Indonesia joins other countries like Mexico and Chile who have levied VATs on e-services. Those measures generally require large digital companies like Netflix Inc. and Spotify Technology SA to be responsible for identifying relevant transactions by tracking where their customers are located, and reporting and collecting the taxes.

Indonesia will release further information on which companies will act in that role for this tax, the Finance Ministry said in its announcement. “Criteria and list of business actors appointed as VAT collectors for digital products from abroad will be announced later,” it said.

That could leave companies scrambling to set up processes for compliance in time for the measure’s July 1 start date, and some may not be sure if they will be among the ones asked to act as a collector, business groups warn.

“The clock to implement any new rules should not start running until the government has issued reasonably complete and clear guidance, so that taxpayers can start the necessary implementation knowing what they need to do,” said Carol Doran Klein, vice president and international tax counsel at the U.S. Council for International Business..

Without guidance it it’s difficult to know how long it will take companies to be ready, she said.

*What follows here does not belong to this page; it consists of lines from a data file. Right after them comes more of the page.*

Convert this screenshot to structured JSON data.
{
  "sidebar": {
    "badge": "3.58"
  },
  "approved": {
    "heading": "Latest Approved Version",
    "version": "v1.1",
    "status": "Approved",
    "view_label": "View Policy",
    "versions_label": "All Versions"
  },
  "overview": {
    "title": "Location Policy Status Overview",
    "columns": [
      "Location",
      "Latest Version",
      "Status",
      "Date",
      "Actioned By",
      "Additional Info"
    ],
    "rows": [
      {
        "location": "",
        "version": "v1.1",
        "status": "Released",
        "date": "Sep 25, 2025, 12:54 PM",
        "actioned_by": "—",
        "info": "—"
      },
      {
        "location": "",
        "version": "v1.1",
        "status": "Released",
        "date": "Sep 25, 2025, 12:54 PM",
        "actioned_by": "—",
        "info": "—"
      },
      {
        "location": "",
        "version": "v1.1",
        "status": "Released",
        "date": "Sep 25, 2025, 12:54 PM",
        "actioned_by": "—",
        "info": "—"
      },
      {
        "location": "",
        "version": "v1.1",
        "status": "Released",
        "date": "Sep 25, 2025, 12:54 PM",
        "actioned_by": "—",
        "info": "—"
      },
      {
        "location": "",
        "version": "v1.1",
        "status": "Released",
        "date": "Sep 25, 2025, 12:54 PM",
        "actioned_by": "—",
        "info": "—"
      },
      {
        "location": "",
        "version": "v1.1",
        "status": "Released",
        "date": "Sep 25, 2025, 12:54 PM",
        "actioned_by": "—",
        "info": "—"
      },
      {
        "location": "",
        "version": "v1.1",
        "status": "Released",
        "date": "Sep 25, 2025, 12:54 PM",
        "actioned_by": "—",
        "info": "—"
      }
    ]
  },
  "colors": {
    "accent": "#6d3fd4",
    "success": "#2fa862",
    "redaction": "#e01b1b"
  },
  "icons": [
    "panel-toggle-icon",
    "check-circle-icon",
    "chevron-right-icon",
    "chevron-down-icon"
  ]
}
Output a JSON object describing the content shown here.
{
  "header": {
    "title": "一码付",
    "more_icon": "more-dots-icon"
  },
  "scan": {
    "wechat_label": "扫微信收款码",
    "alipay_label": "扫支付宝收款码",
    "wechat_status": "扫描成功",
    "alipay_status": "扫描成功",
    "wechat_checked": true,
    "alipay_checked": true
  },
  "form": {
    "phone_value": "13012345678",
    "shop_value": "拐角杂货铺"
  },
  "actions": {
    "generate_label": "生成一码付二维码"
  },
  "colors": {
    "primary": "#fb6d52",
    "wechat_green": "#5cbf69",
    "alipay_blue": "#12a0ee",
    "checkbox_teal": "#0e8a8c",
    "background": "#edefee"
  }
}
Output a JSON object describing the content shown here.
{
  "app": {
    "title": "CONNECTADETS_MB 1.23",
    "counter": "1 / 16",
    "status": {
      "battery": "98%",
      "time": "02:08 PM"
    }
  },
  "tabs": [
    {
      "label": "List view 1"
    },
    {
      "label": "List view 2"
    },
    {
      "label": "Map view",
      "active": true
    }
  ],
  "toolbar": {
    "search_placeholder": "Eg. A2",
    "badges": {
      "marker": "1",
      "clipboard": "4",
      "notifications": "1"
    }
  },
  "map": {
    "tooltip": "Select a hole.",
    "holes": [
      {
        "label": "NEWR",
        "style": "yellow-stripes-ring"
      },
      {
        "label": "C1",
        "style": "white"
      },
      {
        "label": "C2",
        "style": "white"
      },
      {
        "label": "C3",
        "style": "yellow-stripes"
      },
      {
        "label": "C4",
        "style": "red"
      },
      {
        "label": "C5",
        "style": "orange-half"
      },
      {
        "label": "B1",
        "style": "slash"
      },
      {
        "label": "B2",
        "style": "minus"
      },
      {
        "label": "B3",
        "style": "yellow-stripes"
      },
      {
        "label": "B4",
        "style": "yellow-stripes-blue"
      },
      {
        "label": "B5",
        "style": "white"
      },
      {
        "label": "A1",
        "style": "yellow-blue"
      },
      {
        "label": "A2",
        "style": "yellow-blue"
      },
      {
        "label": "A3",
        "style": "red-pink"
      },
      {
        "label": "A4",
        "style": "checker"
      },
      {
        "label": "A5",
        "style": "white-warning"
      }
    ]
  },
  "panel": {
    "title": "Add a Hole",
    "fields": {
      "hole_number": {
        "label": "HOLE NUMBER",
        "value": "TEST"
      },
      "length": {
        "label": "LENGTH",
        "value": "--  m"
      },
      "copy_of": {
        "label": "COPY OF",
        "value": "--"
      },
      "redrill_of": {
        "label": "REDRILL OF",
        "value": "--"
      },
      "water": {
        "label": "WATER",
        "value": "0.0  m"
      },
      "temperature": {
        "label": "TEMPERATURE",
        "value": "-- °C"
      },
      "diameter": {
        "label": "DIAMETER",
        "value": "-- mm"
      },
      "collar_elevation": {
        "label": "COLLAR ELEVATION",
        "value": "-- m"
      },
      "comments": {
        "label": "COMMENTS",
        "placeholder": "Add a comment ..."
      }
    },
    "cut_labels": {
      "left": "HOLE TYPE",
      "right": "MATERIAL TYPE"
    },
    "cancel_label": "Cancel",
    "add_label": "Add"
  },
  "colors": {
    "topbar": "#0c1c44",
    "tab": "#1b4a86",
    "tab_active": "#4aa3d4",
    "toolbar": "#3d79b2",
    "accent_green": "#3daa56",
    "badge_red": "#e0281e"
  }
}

“Any time a government announces a significant new tax and then gives companies a very short window for compliance, especially without full compliance guidance it will create problems for companies,” said Cathy Schultz, vice president of tax policy at the National Foreign Trade Council.

More Guidance Needed

Countries with e-services VAT regimes use different criteria to determine whether a platform is facilitating a transaction, making it responsible as a VAT collector, said Richard Asquith, vice president of global indirect tax at Avalara Inc.

“There’s a lot of scope for variation on who is in the net and who isn’t,” he said.

Countries with e-services VAT regimes use different criteria to determine whether a platform is facilitating a transaction, making it responsible as a VAT collector, Asquith said.

Regulations released by the Indonesian Finance Ministry indicate that VAT collectors would be business actors “appointed by the Minister to collect, deposit, and report VAT.”

For companies that do find themselves tasked with acting as a VAT collector, there would be a number of compliance processes they’ll have to set up, including putting in place the infrastructure to track consumers’ location by IP address and credit card number, and to calculate and charge the VAT to customers, Asquith said.

“These are not small adjustments to the business process that have to be undertaken,” he said.

The Indonesian Finance Ministry didn’t immediately return a request for comment.